En meses pasados corrió el rumor de que Sarkozy se enfrentó con la presidenta danesa, Helle Thorning-Schmidt, hasta hacerla llorar en una reunión en Bruselas. Suena a leyenda urbana, pero si se inventó fue para dar idea de hasta qué punto el presidente francés ha convertido esta batalla en algo personal. Su pésima relación con Cameron engorda ya las hemerotecas. La presidenta danesa, apodada Gucci-Helle por sus camaradas de partido socialdemócrata, tiene pedigrí conservador aunque está casada con el hijo de Neil Kinnock, líder laborista británico en tiempos de hegemonía de Thatcher. La dama de hierro, o de whisky con hielo según sus biografías, disfruta un rescate edulcorado y puntual, no en vano es la santa patrona de las políticas actuales, reina de la desigualdad social y la laminación de los servicios públicos.

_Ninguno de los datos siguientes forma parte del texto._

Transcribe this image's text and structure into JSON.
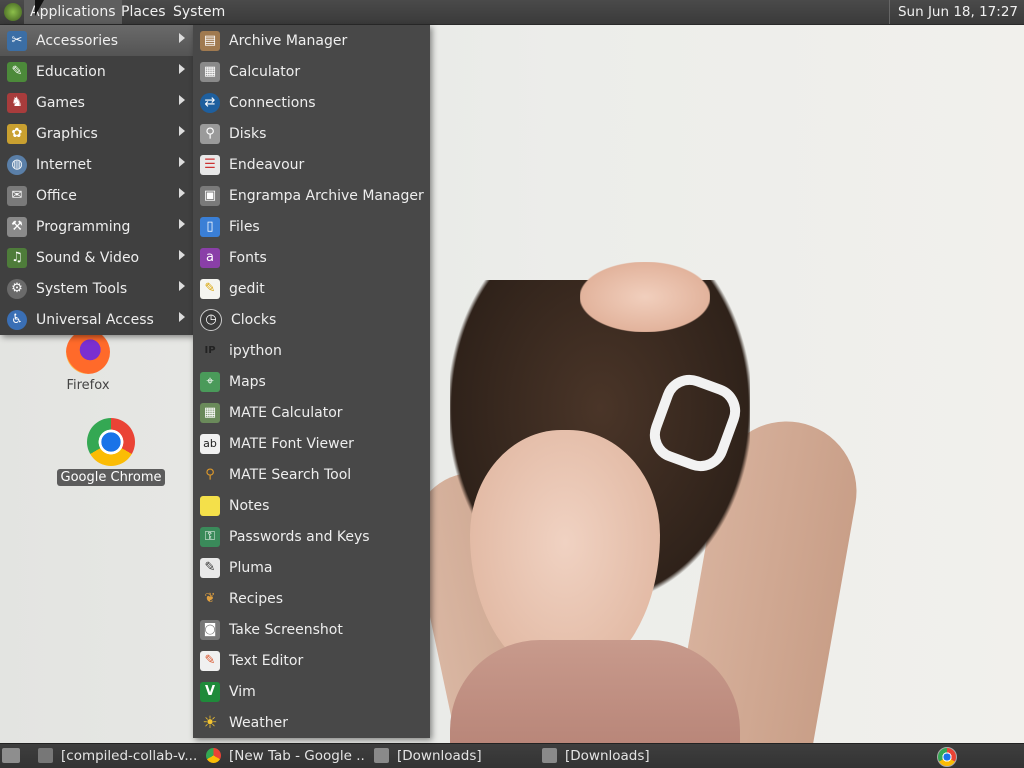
{
  "top_panel": {
    "menus": [
      "Applications",
      "Places",
      "System"
    ],
    "clock": "Sun Jun 18, 17:27"
  },
  "categories": [
    {
      "label": "Accessories",
      "icon": "accessories-icon",
      "selected": true
    },
    {
      "label": "Education",
      "icon": "education-icon"
    },
    {
      "label": "Games",
      "icon": "games-icon"
    },
    {
      "label": "Graphics",
      "icon": "graphics-icon"
    },
    {
      "label": "Internet",
      "icon": "internet-icon"
    },
    {
      "label": "Office",
      "icon": "office-icon"
    },
    {
      "label": "Programming",
      "icon": "programming-icon"
    },
    {
      "label": "Sound & Video",
      "icon": "sound-video-icon"
    },
    {
      "label": "System Tools",
      "icon": "system-tools-icon"
    },
    {
      "label": "Universal Access",
      "icon": "universal-access-icon"
    }
  ],
  "accessories": [
    {
      "label": "Archive Manager",
      "icon": "archive-manager-icon"
    },
    {
      "label": "Calculator",
      "icon": "calculator-icon"
    },
    {
      "label": "Connections",
      "icon": "connections-icon"
    },
    {
      "label": "Disks",
      "icon": "disks-icon"
    },
    {
      "label": "Endeavour",
      "icon": "endeavour-icon"
    },
    {
      "label": "Engrampa Archive Manager",
      "icon": "engrampa-icon"
    },
    {
      "label": "Files",
      "icon": "files-icon"
    },
    {
      "label": "Fonts",
      "icon": "fonts-icon"
    },
    {
      "label": "gedit",
      "icon": "gedit-icon"
    },
    {
      "label": "Clocks",
      "icon": "clocks-icon"
    },
    {
      "label": "ipython",
      "icon": "ipython-icon"
    },
    {
      "label": "Maps",
      "icon": "maps-icon"
    },
    {
      "label": "MATE Calculator",
      "icon": "mate-calculator-icon"
    },
    {
      "label": "MATE Font Viewer",
      "icon": "mate-font-viewer-icon"
    },
    {
      "label": "MATE Search Tool",
      "icon": "mate-search-tool-icon"
    },
    {
      "label": "Notes",
      "icon": "notes-icon"
    },
    {
      "label": "Passwords and Keys",
      "icon": "passwords-keys-icon"
    },
    {
      "label": "Pluma",
      "icon": "pluma-icon"
    },
    {
      "label": "Recipes",
      "icon": "recipes-icon"
    },
    {
      "label": "Take Screenshot",
      "icon": "take-screenshot-icon"
    },
    {
      "label": "Text Editor",
      "icon": "text-editor-icon"
    },
    {
      "label": "Vim",
      "icon": "vim-icon"
    },
    {
      "label": "Weather",
      "icon": "weather-icon"
    }
  ],
  "desktop": {
    "firefox_label": "Firefox",
    "chrome_label": "Google Chrome"
  },
  "taskbar": {
    "tasks": [
      "[compiled-collab-v...",
      "[New Tab - Google ...",
      "[Downloads]",
      "[Downloads]"
    ]
  },
  "colors": {
    "panel": "#3a3a3a",
    "menu_bg": "#484848",
    "selected": "#5e5e5e"
  }
}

Dinamarca, con su monarquía constitucional, su bilingüismo y hasta directores de cine de moda como Nicolas Winding Refn y su película Drive, no huele tan mal como se dice. Expende receta de país pequeño, con los impuestos más altos de Europa, pero también los sueldos más elevados. ¿Por qué solo imitamos lo primero? Entre los lugares menos corruptos del planeta, es cabeza de lista para Reporteros sin Fronteras en su baremo sobre libertad de expresión y prensa. Presume de servicios sociales, por no hablar de una sólida radio y televisión pública que se costea con un canon por usuario y que, he aquí aún otro detalle incómodo, depende directamente del Ministerio de Cultura.